Harmônicos adicionam outra restrição. VFDs e outras cargas não lineares produzem distorção do fator de potência, que os capacitores não conseguem corrigir. Em alguns casos, os bancos de capacitores ressoam com a indutância do transformador em frequências harmônicas e amplificam a distorção em vez de reduzi-la. Uma medição básica da qualidade da energia evita os erros mais comuns.

A correção no medidor trata o sintoma, não a causa. Um motor cujo núcleo carrega altas perdas ou corrente de magnetização excessiva continua consumindo corrente reativa, independentemente da quantidade de capacitância instalada. A alteração do material principal e do método de montagem na fase de projeto ou reconstrução reduz a demanda reativa em sua origem. É por isso que os OEMs e as oficinas de reparação automóvel avaliam a capacidades de fabricação do seu principal fornecedor como parte do quadro de eficiência.

O que compradores e designers devem verificar

Antes de adicionar capacitores, meça o FP operacional sob carga real em vez de confiar na placa de identificação. Registre a tensão e a corrente, estime a carga do eixo e compare o resultado com o comportamento de plena carga do motor. O exercício muitas vezes revela problemas como núcleos superdimensionados ou de alta perda que os capacitores de outra forma esconderiam.
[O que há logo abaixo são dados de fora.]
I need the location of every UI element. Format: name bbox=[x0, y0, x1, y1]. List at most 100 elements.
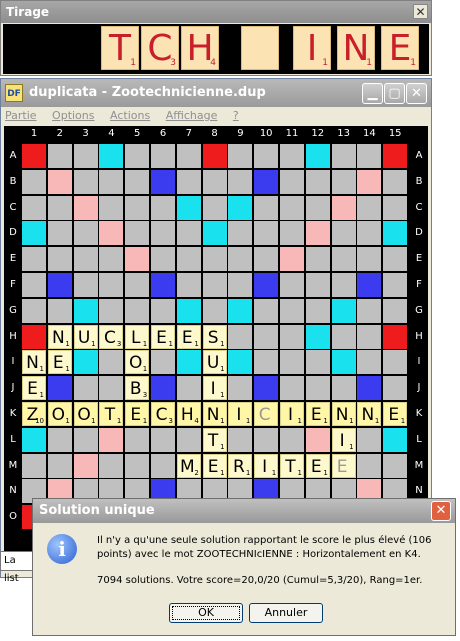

  • Confirme o PF operacional sob carga real; os valores da placa de identificação são valores de carga total.
  • Solicite o tipo de aço silício e a espessura da laminação especificada para o núcleo.
  • Escolha o método de montagem do núcleo — ligação adesiva, intertravamento ou soldagem a laser/TIG — com base na eficiência alvo e no PF do motor.
  • Combine o tamanho do motor com a função. Um motor superdimensionado operando com pouca carga sofre baixo PF e baixa eficiência durante toda a sua vida operacional.

O fator de potência do motor é mais do que um detalhe de faturamento. Ele reflete a eficácia com que o circuito magnético do motor converte a corrente de entrada em torque. Quando o núcleo é construído com o tipo de aço silício, espessura de laminação e processo de montagem corretos, o motor simplesmente precisa de menos corrente reativa. Essa diferença é mensurável na sala de medidores – e começa na linha de produção do fornecedor principal.